Bryan Stevens, Sous Chef at Mohawk Bend:

Ketchup is an American staple. It's familiar and we associate it with comfort foods like fries and hamburgers. It adds a great bit of acid to a dish. However, if ketchup is used to mask flavors then I agree with Chef Duclos' point.

Joyce Goldstein, author of "Inside the California Food Revolution" and chef/owner of San Francisco's Square One:

If people have the habit of adding ketchup to a plate of food, he is not going to break them of it. And it makes him look narrow minded and needlessly controlling. If they want to put ketchup with fries or a burger or lamb chops or cooked cauliflower or grilled fish or fried chicken, or whatever, that's OK. It is going in their mouths. (Not the chef's.) I personally shudder when someone orders a steak well done but I do not forbid it. (In fact ketchup might help!) I would not want to eat it myself but I do not think ordering it is an insult. Different tastes. In fact, we used to make our own ketchup at Square One even though we were a Mediterranean restaurant and ketchup was not traditionally part of the Mediterranean larder. But if someone wanted it for potatoes in place of romesco sauce or whatever sauce we had on the plate we gave them some of our own.

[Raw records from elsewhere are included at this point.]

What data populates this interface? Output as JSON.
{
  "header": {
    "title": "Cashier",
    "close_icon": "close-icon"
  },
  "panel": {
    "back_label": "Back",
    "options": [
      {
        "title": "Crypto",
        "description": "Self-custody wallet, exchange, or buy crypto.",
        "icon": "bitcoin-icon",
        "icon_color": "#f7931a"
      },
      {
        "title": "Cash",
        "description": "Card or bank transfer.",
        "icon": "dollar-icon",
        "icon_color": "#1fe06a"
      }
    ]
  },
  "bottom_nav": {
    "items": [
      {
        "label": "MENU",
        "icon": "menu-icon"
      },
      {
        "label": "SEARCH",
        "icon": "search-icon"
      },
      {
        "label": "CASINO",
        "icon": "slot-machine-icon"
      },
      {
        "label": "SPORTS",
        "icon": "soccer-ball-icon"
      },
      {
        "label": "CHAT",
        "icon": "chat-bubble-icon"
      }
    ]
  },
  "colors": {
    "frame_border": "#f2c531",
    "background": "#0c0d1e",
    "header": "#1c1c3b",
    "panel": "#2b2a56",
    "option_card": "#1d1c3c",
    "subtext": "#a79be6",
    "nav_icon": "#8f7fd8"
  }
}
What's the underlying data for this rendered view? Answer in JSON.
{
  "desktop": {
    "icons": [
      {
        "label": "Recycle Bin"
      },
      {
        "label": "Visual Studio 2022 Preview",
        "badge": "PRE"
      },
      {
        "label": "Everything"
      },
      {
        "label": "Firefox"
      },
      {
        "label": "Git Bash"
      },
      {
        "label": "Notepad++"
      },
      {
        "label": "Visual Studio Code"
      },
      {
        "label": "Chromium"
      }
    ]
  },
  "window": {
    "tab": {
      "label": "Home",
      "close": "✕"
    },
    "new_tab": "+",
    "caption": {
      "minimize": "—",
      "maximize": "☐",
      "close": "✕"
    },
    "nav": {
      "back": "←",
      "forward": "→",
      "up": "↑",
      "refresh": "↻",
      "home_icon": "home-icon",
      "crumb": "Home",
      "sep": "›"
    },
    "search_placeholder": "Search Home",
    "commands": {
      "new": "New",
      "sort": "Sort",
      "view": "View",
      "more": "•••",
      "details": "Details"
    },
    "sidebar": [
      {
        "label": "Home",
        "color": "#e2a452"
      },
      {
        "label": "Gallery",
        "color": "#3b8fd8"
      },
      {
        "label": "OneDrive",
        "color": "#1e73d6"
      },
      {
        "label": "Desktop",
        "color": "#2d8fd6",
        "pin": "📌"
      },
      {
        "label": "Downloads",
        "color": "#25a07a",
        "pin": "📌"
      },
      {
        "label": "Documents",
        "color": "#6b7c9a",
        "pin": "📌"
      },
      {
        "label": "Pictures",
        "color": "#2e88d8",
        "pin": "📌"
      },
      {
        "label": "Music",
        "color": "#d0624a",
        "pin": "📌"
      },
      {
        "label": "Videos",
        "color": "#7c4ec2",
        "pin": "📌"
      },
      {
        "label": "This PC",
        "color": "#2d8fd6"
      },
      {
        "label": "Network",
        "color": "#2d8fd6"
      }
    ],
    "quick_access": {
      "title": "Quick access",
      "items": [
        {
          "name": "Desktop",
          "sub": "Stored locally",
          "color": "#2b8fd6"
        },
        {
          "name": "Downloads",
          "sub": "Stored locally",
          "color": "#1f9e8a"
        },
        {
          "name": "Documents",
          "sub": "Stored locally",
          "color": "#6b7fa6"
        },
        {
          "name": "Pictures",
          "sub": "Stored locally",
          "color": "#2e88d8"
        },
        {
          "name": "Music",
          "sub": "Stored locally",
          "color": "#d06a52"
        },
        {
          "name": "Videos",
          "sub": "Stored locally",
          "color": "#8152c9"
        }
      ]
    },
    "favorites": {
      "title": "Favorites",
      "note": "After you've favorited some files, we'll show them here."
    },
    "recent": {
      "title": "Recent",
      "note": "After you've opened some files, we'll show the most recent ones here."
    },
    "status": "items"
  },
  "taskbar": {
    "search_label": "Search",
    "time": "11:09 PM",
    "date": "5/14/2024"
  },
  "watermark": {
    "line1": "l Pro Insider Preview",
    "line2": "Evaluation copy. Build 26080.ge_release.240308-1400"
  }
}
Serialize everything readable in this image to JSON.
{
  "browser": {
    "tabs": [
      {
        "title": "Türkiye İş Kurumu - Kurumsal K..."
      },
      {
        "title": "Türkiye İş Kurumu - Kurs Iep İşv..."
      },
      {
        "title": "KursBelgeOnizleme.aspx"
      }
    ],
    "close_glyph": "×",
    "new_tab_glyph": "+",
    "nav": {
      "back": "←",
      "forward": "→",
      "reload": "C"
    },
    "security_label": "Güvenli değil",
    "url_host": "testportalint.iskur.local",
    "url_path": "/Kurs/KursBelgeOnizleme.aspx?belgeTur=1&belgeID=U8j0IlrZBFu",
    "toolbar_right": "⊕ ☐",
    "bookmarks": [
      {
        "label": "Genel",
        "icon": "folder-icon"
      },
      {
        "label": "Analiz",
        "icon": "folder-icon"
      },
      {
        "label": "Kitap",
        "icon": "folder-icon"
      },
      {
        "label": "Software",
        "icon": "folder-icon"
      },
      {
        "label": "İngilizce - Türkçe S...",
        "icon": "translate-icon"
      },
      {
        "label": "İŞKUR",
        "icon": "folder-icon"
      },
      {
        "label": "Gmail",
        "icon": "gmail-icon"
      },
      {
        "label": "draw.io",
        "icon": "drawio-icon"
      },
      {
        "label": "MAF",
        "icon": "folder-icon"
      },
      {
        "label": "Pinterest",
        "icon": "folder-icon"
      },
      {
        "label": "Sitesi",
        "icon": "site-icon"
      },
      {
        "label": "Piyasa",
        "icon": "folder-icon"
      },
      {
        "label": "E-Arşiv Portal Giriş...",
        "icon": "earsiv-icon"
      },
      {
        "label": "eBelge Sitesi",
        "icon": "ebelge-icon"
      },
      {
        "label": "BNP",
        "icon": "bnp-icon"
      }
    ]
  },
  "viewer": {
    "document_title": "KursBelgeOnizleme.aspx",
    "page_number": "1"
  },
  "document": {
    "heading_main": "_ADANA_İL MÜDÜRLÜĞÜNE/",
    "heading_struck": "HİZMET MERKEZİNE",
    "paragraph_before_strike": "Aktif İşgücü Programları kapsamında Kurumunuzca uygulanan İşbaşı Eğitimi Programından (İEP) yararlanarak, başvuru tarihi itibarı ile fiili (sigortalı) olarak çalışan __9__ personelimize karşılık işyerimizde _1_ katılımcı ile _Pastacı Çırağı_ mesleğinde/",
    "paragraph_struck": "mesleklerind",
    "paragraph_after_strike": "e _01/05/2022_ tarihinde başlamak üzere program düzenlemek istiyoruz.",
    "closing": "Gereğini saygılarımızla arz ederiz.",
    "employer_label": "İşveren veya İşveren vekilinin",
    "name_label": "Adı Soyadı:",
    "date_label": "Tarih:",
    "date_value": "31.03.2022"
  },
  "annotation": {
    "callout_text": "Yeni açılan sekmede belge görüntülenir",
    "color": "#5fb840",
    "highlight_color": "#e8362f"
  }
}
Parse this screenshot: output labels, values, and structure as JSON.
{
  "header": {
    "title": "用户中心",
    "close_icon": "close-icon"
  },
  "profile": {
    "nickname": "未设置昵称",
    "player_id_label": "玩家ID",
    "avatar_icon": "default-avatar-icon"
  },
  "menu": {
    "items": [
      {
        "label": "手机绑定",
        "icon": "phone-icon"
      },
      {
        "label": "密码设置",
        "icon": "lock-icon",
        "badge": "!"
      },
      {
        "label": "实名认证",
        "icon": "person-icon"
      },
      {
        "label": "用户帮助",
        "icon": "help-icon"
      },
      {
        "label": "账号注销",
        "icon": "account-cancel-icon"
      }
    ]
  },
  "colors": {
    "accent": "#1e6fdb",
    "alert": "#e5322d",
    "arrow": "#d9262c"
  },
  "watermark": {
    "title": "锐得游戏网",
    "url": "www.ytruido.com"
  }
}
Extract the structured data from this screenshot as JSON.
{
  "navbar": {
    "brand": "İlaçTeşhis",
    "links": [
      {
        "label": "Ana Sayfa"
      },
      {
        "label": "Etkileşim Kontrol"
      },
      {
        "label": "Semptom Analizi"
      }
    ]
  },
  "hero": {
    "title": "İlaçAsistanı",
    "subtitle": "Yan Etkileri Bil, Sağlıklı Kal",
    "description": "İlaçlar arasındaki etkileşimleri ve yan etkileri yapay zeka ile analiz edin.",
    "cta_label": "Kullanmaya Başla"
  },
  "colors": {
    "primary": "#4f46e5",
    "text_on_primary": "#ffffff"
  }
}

Adam Levoe, Executive Chef at the Pub at Golden Road Brewing and Chloe's:

Ketchup is an amazing condiment born out of American innovation and necessity. Drowning a meal in it is up to the consumer, but you can't ban a classic.

So, where does that leave us?

It seems the side of the debate that one falls on has to do with how they view the role of the chef. Are they an artist, their plates acting as canvases on which to deliver complex and dramatic works to their audience? Or are they entertainers, whose job it is to cater to the desires of their consumers whatever they may be? The answer, as all answers generally do, is probably found somewhere in between.

But as my own experience growing up under the regime of overzealous parents can attest to, if a chef's goal is to get people not to use ketchup, telling people they can't have it is going to do the opposite of quashing their desire.